Round any amounts to the nearest dollar. 
21. LO.2 Bigham Corporation, an accrual basis calendar year taxpayer, sells its services under 12-month and 24-month contracts. The corporation provides services to each customer every month. On July 1, 2016, Bigham sold the following customer contracts:
Length of Contract Total Proceeds
12 months $14,000
24 months $24,000
Determine the income to be recognized in taxable income in 2016 and 2017.
Length of Contract 2015 Income 2016 Income
12 months a. _______________ c. ______________
24 months b. _______________ d. ______________
22. LO.3 Simba and Zola are married but file separate returns. Simba received $80,000 of salary and $1,200 of taxable dividends on stock he purchased in his name and paid from the salary that he earned since the marriage. Zola collected $900 in taxable interest on certificate of deposit that she inherited from her aunt. Compute
Zola’s gross income under two assumptions as to the state of residency of the couple. If an amount is zero, enter “$0.”
Idaho (Community
Property State)
South Carolina (Common Law State)
Dividends a. _________________ d. _________________
Interest b. _________________ e. _________________
Salary c. _________________ f. _________________
23. LO.4 Casper and Cecile are divorced this year. As part of the divorce settlement,
Casper transferred stock to Cecile. Casper purchased the stock for $25,000, and it had a market value of $43,000 on the date of the transfer. Cecile sold the stock for $40,000 a month after receiving it. In addition, Casper is required to pay Cecile $1,500 a month in alimony. He made five payments to her during the year.

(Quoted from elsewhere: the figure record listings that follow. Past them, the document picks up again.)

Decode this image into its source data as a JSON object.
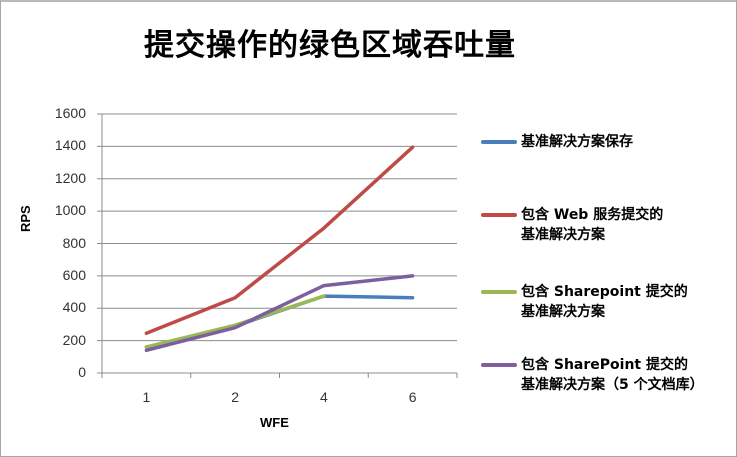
{
  "chart_data": {
    "type": "line",
    "title": "提交操作的绿色区域吞吐量",
    "xlabel": "WFE",
    "ylabel": "RPS",
    "categories": [
      "1",
      "2",
      "4",
      "6"
    ],
    "ylim": [
      0,
      1600
    ],
    "yticks": [
      0,
      200,
      400,
      600,
      800,
      1000,
      1200,
      1400,
      1600
    ],
    "grid": true,
    "legend_position": "right",
    "series": [
      {
        "name": "基准解决方案保存",
        "color": "#4a7ebb",
        "values": [
          160,
          290,
          475,
          465
        ]
      },
      {
        "name": "包含 Web 服务提交的基准解决方案",
        "color": "#be4b48",
        "values": [
          245,
          465,
          895,
          1395
        ]
      },
      {
        "name": "包含 Sharepoint 提交的基准解决方案",
        "color": "#98b954",
        "values": [
          160,
          295,
          475,
          null
        ]
      },
      {
        "name": "包含 SharePoint 提交的基准解决方案（5 个文档库）",
        "color": "#7d5fa0",
        "values": [
          140,
          280,
          540,
          600
        ]
      }
    ]
  },
  "legend": {
    "items": [
      {
        "label": "基准解决方案保存",
        "color": "#4a7ebb"
      },
      {
        "label": "包含 Web 服务提交的\n基准解决方案",
        "color": "#be4b48"
      },
      {
        "label": "包含 Sharepoint 提交的\n基准解决方案",
        "color": "#98b954"
      },
      {
        "label": "包含 SharePoint 提交的\n基准解决方案（5 个文档库）",
        "color": "#7d5fa0"
      }
    ]
  }
}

What are the tax consequences for Casper and Cecile regarding these transactions?
a. How much gain or loss does Casper recognize on the transfer of the stock?
b. Does Casper receive a deduction for the $7,500 alimony paid?
c. How much income does Cecile have from the $7,500 alimony received?
d. When Cecile sells the stock, how much does she report?
24. LO.4 Elizabeth made the following interest-free loans during the year. Assume that tax avoidance is not a principal purpose of any of the loans. Assume that the relevant Federal rate is 5% and that the loans were outstanding for the last six months of the year.
Borrower Amount
Borrower’s Net
Investment Income Purpose of Loan
Richard $ 5,000 $800 Gift
Woody 8,000 600 Purchase stock
Irene 105,000 –0– Purchase residence
What are the effects of the imputed interest rules on these transactions? Compute
Elizabeth’s gross income from each loan:
a. Richard
b. Woody
c. Irene
25. LO.4 A taxpayer, age 64, purchases an annuity from an insurance company for $50,000. She is to receive $300 per month for life. Her life expectancy is 20.8 years from the annuity starting date. Assuming that she receives $3,600 this year, what is the exclusion percentage and how much is included in her gross income?
Round the exclusion percentage to two decimal places. Round the final answer for the income to the nearest dollar.
26. LO.4 Compute the taxable Social Security benefits in each of the following situations:
a. Erwin and Eleanor are married and file a joint tax return. They have adjusted gross income of $46,000, no tax-exempt interest, and $12,400 of Social Security benefits.
b. Erwin and Eleanor have adjusted gross income of $12,000, no tax-exempt interest, and $16,000 of Social Security benefits.
c. Erwin and Eleanor have adjusted gross income of $85,000, no tax-exempt interest, and $15,000 of Social Security benefits.